Ajax, demasiado agitado para responder, le pegó un empujón que lo hizo dar tres pasos hacia atrás entre risas. Fue entonces cuando vio a uno de los ilotas de su madre, que lo esperaba mirando el suelo. Otriades se acercó despacio, secándose el sudor de las manos y la frente con un sucio trapo, hasta que se detuvo frente al esclavo.
- Mi señor, su madre, la dama Hypathia, me ha mandado llamarle. —dijo el ilota sin levantar la vista del suelo.

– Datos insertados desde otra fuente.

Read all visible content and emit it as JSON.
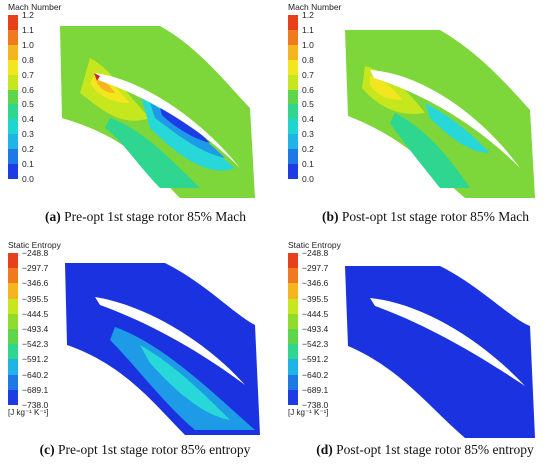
{
  "panels": [
    {
      "id": "a",
      "legend_title": "Mach Number",
      "ticks": [
        "1.2",
        "1.1",
        "1.0",
        "0.8",
        "0.7",
        "0.6",
        "0.5",
        "0.4",
        "0.3",
        "0.2",
        "0.1",
        "0.0"
      ],
      "unit": "",
      "caption_letter": "(a)",
      "caption_text": " Pre-opt 1st stage rotor 85% Mach"
    },
    {
      "id": "b",
      "legend_title": "Mach Number",
      "ticks": [
        "1.2",
        "1.1",
        "1.0",
        "0.8",
        "0.7",
        "0.6",
        "0.5",
        "0.4",
        "0.3",
        "0.2",
        "0.1",
        "0.0"
      ],
      "unit": "",
      "caption_letter": "(b)",
      "caption_text": " Post-opt 1st stage rotor 85% Mach"
    },
    {
      "id": "c",
      "legend_title": "Static Entropy",
      "ticks": [
        "−248.8",
        "−297.7",
        "−346.6",
        "−395.5",
        "−444.5",
        "−493.4",
        "−542.3",
        "−591.2",
        "−640.2",
        "−689.1",
        "−738.0"
      ],
      "unit": "[J kg⁻¹ K⁻¹]",
      "caption_letter": "(c)",
      "caption_text": " Pre-opt 1st stage rotor 85% entropy"
    },
    {
      "id": "d",
      "legend_title": "Static Entropy",
      "ticks": [
        "−248.8",
        "−297.7",
        "−346.6",
        "−395.5",
        "−444.5",
        "−493.4",
        "−542.3",
        "−591.2",
        "−640.2",
        "−689.1",
        "−738.0"
      ],
      "unit": "[J kg⁻¹ K⁻¹]",
      "caption_letter": "(d)",
      "caption_text": " Post-opt 1st stage rotor 85% entropy"
    }
  ],
  "colors": {
    "scale": [
      "#e8401a",
      "#f07a1e",
      "#f5b51e",
      "#f2e61e",
      "#c6e61e",
      "#8fdc2a",
      "#5fd64a",
      "#2fd68f",
      "#1ed6cf",
      "#1eb5e6",
      "#1e78e6",
      "#1e3ce6"
    ],
    "blue": "#1a32e0",
    "green": "#7dd63a",
    "cyan": "#28d8d8",
    "lightblue": "#1e9be6"
  }
}
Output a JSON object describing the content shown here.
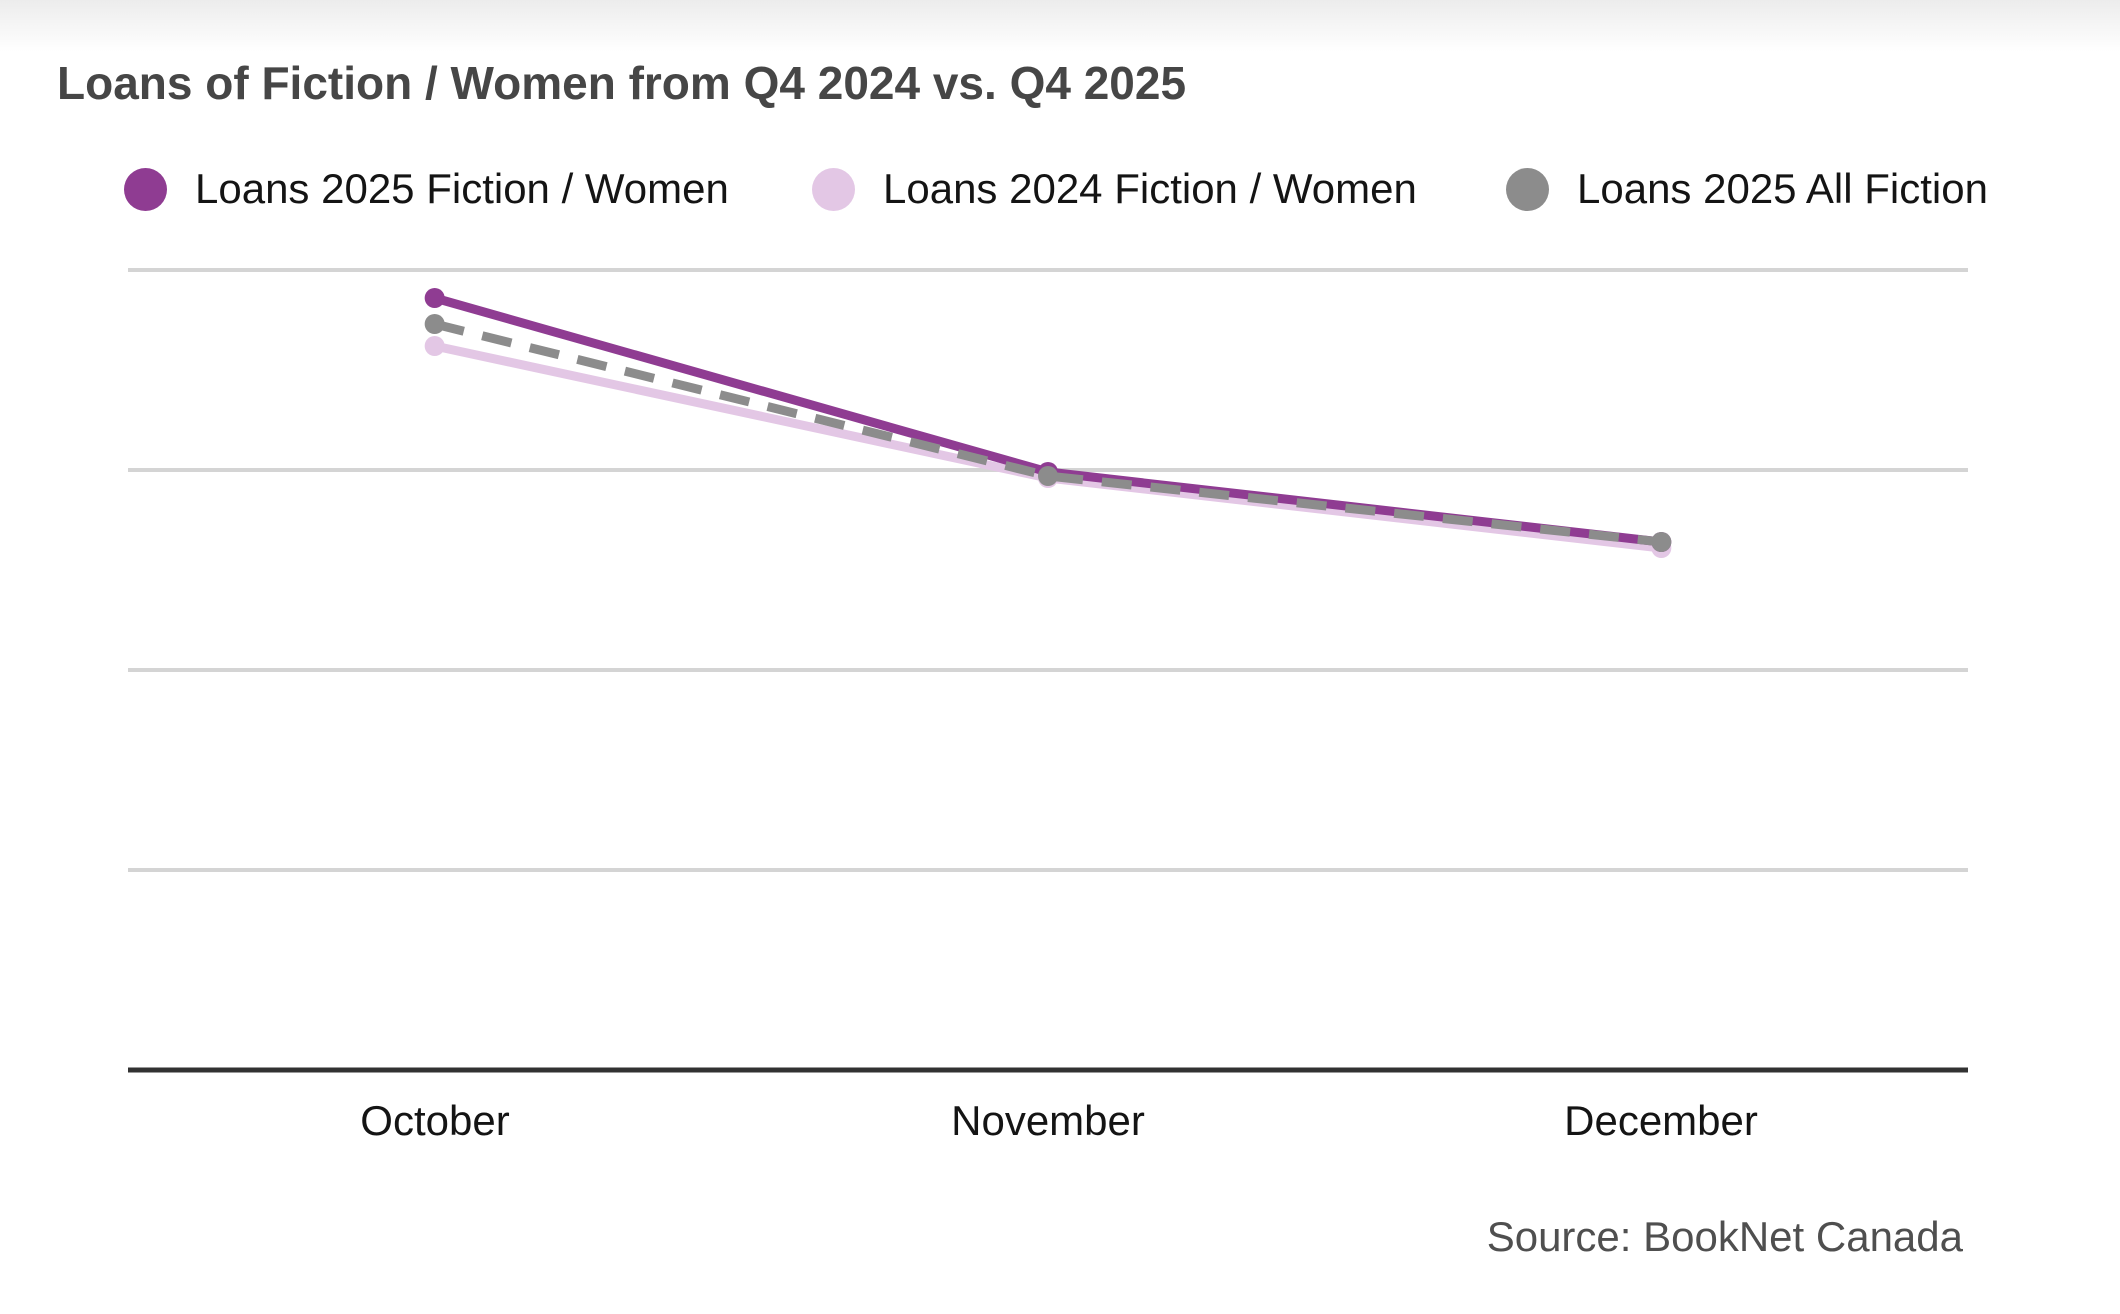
{
  "page": {
    "title": "Loans of Fiction / Women from Q4 2024 vs. Q4 2025",
    "source": "Source: BookNet Canada"
  },
  "legend": {
    "position": "top",
    "items": [
      {
        "label": "Loans 2025 Fiction / Women",
        "color": "#8f3c92",
        "line_style": "solid"
      },
      {
        "label": "Loans 2024 Fiction / Women",
        "color": "#e3c7e5",
        "line_style": "solid"
      },
      {
        "label": "Loans 2025 All Fiction",
        "color": "#8c8c8c",
        "line_style": "dashed"
      }
    ]
  },
  "chart_data": {
    "type": "line",
    "title": "Loans of Fiction / Women from Q4 2024 vs. Q4 2025",
    "categories": [
      "October",
      "November",
      "December"
    ],
    "series": [
      {
        "name": "Loans 2025 Fiction / Women",
        "color": "#8f3c92",
        "line_style": "solid",
        "z_index": 2,
        "values": [
          3.86,
          2.99,
          2.64
        ]
      },
      {
        "name": "Loans 2024 Fiction / Women",
        "color": "#e3c7e5",
        "line_style": "solid",
        "z_index": 1,
        "values": [
          3.62,
          2.96,
          2.61
        ]
      },
      {
        "name": "Loans 2025 All Fiction",
        "color": "#8c8c8c",
        "line_style": "dashed",
        "z_index": 3,
        "values": [
          3.73,
          2.97,
          2.64
        ]
      }
    ],
    "xlabel": "",
    "ylabel": "",
    "ylim": [
      0,
      4.35
    ],
    "y_gridlines": [
      1,
      2,
      3,
      4
    ],
    "y_tick_labels_visible": false,
    "grid": true,
    "legend_position": "top",
    "source": "Source: BookNet Canada"
  },
  "colors": {
    "background": "#ffffff",
    "gridline": "#d4d4d4",
    "x_axis_line": "#323232",
    "title_text": "#464646",
    "label_text": "#141414",
    "source_text": "#4f4f4f"
  }
}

Otriades, con una sonrisa en la boca, dejando todas sus cosas en la pista, salió disparado hacia su casa. No parecía que acabara de correr, no notaba la fatiga ni los saltos que daba su corazón, ni la sangre que era bombeada con más fuerza por sus arterias y venas, sólo notaba la necesidad imperiosa de llegar, de ver a su hijo, de estar con su esposa. Cuando estuvo a menos de un estadio de su destino, pudo ver a algunas personas en su jardín, mas no reconoció a ninguna. Llegó a su casa, donde la puerta estaba abierta y entró como una tromba y no se detuvo hasta la habitación, donde estaba Cora, con la cara demacrada por el dolor y la frente perlada por el sudor. Otriades se acercó a la cama sin reparar en nada y tiró a una de las esclavas que llevaba las sábanas manchadas con sangre y desperdicios. El se sentó a la vera de su mujer y con un dedo recorrió suavemente el puente de su nariz. Ella abrió los ojos y sonrió, él besó suavemente su frente antes de que Cora volviese a cerrar los ojos.
- ¿Es que no quieres ver a tu hijo? —La voz de Hypathia resonó a sus espaldas.

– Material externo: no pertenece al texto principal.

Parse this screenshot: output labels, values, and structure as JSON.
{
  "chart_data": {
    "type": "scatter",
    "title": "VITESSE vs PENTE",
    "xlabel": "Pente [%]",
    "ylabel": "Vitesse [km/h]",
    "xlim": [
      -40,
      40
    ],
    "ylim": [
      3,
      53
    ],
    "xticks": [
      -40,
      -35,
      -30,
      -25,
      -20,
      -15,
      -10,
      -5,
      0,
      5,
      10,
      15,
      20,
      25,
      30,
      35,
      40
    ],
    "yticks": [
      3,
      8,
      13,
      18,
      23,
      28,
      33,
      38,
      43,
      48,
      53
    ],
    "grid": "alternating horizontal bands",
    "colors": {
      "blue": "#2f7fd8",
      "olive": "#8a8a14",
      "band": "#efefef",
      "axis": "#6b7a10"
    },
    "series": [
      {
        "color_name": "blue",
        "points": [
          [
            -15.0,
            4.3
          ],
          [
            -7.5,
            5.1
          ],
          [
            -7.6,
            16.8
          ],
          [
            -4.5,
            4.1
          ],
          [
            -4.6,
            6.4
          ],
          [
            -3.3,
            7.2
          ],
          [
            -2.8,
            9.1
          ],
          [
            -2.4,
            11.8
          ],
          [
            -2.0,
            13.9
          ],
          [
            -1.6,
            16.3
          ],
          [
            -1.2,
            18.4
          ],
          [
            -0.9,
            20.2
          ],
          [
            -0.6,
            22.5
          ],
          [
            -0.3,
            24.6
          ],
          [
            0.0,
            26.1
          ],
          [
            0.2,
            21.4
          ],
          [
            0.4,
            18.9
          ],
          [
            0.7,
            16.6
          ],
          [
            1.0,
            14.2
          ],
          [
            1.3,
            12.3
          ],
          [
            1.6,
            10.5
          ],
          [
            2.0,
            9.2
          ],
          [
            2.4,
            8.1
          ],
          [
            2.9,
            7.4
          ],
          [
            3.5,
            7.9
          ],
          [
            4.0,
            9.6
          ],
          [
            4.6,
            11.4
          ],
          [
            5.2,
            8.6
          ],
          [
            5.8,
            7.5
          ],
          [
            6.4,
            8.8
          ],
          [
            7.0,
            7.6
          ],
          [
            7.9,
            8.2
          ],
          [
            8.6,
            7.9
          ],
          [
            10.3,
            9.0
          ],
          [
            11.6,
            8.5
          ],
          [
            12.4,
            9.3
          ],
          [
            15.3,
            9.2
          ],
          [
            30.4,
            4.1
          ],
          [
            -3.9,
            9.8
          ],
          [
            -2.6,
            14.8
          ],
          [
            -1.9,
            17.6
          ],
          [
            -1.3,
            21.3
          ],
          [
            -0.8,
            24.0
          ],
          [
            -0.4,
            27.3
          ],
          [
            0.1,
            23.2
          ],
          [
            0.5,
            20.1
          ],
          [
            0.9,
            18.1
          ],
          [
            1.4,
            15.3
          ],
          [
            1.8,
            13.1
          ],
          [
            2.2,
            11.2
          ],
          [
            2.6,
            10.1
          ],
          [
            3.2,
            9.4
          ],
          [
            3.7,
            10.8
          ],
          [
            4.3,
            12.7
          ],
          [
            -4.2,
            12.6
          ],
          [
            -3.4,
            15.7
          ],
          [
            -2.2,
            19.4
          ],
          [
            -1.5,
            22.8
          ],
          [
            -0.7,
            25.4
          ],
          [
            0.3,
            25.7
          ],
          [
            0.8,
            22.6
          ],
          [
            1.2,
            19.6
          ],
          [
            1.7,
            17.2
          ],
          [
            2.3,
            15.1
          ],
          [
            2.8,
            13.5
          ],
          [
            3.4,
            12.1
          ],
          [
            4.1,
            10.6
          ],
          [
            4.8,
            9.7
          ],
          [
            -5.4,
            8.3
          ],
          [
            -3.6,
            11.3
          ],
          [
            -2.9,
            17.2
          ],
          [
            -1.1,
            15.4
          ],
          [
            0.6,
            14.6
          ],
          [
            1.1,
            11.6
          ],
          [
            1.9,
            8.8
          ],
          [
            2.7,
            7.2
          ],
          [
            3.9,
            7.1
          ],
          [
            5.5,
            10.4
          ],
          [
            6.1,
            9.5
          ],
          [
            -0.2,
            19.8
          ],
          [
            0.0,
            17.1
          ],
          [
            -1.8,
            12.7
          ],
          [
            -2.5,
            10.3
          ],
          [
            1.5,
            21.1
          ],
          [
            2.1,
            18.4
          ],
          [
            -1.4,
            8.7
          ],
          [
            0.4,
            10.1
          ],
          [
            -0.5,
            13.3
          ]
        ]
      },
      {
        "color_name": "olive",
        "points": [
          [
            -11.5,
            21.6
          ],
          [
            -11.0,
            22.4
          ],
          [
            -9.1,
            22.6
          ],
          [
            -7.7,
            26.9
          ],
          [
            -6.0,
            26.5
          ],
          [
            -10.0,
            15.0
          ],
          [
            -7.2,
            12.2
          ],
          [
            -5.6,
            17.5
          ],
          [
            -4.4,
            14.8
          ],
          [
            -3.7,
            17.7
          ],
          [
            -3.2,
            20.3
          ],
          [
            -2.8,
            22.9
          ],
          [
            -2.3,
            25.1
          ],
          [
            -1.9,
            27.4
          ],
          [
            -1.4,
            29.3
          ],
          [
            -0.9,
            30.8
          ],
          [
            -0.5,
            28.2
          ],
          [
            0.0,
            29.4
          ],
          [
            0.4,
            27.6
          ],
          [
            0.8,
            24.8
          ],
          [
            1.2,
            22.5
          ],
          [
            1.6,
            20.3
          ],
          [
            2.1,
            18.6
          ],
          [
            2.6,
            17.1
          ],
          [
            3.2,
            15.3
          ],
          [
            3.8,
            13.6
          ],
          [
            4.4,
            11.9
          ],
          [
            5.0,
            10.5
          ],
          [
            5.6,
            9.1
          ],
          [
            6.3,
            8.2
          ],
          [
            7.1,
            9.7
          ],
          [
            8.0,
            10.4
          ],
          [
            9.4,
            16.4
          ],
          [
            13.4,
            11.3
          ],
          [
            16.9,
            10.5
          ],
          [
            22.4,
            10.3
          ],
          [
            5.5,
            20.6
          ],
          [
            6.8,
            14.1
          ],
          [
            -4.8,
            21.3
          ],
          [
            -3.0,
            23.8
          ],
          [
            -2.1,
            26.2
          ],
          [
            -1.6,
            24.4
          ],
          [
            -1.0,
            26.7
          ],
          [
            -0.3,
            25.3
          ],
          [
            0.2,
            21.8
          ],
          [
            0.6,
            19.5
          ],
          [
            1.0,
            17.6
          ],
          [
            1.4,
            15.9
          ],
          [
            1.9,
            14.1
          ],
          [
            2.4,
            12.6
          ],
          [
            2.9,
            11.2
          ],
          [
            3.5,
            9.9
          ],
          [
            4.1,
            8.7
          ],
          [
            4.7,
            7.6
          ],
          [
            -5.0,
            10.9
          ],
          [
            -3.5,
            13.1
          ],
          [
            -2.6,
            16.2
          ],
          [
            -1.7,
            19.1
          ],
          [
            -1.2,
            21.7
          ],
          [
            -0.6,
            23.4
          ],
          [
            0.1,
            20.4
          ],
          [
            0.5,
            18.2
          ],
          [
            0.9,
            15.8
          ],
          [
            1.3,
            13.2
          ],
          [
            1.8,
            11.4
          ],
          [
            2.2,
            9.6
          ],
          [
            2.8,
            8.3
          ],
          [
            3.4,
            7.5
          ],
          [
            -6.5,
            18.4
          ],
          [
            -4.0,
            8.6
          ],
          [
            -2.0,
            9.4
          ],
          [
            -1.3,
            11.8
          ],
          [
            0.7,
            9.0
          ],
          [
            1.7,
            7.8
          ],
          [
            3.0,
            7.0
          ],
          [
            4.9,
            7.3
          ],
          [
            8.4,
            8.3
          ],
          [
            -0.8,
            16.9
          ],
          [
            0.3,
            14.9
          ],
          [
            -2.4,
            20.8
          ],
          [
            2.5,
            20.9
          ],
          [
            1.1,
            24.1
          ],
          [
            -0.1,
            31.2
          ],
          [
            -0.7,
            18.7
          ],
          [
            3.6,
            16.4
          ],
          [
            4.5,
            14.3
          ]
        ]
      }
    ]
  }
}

Otriades se giró y vio a su madre que, flanqueada por su suegra Hypolita y su cuñada Dione, sostenía un pequeño bulto. Se acercó despacio, abrió la manta que lo envolvía y vio unos enormes ojos que se posaban en los suyos, cogió al recién nacido de las manos de su madre. Era un niño. Lo sostuvo sobre su cabeza mirándolo y sonriendo mientras el bebé lloraba a puro pulmón y movía sus manos. Entonces aparecieron Gelio, el padre de Cora, que llevaba a sus nietos aupados uno en cada brazo, seguido por Ajax y Dimas, quienes, fulminados por la mirada de Hypathia, se acercaron en silencio a su amigo y se quedaron como tontos observando al pequeño vástago.
Otriades acercó al niño a su pecho y se sentó en la cama junto a Cora, y mientras su familia y sus amigos lo miraban en silencio, él habló en voz baja con el pequeño
- Tú serás fuerte y comandarás ejércitos. Tú y tus hermanos darán orgullo y honor a las familias de las que provenís y tendrán hijos que serán mejores que sus antepasados. Te llamaré Orsifanto, y cuando se diga tu nombre todos sabrán de dónde vienes y tus enemigos temblaran.
La mano de Cora se apoyó en su espalda cuando él terminó de decir estas palabras, él se giró y sus ojos se encontraron. A pesar de estar cansada y dolorida, la sonrisa de ella iluminó la habitación y él sintió en esa sonrisa la bendición de los dioses.